Sunni Islamic State captured and massacred the Shia Iraqi soldiers at Camp Speicher last June before taking control of Tikrit and other key cities in a bid to establish a caliphate across Iraq and Syria. The execution of the soldiers was celebrated as an early victory for Islamic State, also known as ISIS, which shared photos of the massacre on social media.

Iraqi government forces battled militants for the past month to regain control of the area. On March 30, Iraqi President Haider al-Abadi said Iraqi government forces, with the support of small militia groups, had driven ISIS out of Tikrit. Following the retaking of Tikrit by government troops, there were reports of fighters looting and vandalizing the city and the killing of a suspected Islamic State fighter.
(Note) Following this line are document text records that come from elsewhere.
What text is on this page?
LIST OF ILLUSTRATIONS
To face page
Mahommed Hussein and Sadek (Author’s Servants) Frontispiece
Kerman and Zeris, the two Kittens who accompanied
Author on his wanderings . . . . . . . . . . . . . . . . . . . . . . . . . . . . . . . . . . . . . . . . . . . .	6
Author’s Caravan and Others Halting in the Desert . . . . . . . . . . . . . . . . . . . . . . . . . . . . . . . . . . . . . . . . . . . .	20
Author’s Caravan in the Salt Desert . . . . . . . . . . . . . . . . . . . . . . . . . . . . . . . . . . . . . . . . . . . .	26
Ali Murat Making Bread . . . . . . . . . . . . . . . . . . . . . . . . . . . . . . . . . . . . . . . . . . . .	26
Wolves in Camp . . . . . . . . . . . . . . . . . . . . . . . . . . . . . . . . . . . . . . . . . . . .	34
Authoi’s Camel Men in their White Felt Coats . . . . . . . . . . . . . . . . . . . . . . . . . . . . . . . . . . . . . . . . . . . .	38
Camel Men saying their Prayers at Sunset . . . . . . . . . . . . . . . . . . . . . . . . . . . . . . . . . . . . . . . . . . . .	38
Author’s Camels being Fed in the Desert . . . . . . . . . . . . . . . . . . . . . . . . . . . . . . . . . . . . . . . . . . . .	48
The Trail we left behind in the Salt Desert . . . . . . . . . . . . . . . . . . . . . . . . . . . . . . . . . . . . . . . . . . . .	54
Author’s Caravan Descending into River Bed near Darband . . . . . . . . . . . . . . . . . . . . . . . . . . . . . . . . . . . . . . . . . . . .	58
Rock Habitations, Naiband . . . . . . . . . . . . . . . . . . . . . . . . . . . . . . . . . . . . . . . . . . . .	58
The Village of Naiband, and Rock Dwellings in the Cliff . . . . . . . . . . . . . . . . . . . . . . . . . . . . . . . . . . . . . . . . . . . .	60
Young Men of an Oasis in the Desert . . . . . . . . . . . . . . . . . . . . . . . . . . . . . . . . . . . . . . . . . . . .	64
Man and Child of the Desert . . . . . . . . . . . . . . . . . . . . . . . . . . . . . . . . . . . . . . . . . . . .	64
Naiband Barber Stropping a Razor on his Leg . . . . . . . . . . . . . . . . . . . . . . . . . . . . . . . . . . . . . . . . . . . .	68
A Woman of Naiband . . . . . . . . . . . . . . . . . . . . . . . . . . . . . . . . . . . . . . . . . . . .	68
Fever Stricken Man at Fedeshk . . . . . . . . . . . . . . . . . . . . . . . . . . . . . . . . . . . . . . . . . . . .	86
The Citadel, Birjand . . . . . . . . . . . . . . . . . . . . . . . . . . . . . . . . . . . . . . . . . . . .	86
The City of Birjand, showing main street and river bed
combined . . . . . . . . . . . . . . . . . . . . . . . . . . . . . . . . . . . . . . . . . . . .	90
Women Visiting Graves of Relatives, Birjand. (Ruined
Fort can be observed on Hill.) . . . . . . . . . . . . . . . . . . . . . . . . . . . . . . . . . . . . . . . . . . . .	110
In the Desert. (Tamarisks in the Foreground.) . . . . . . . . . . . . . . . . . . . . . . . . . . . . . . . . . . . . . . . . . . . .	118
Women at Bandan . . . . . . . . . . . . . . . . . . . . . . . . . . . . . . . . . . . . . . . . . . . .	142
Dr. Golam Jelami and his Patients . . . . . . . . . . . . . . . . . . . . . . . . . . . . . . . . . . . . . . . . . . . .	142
There could be as many as 12 graves sites throughout the area containing bodies of the Iraqi soldiers, including within the compound of former Iraq president Saddam Hussein, whose hometown was Tikrit, Reuters reports. According to NPR, the soldiers were killed by machine guns in front of mass graves. Iraqi state television is reportedly broadcasting scenes of the uncovering of the graves as families of the dead look on nearby.

"We dug up the first mass grave site today. Until now we found at least 20 bodies. Initial indications show indisputably that they were from the Speicher victims," Khalid al-Atbi, an Iraqi health official working with the forensic team at the site, told Reuters.

"It was a heartbreaking scene. We couldn't prevent ourselves from breaking down in tears. What savage barbarian could kill 1,700 persons in cold blood?" he said.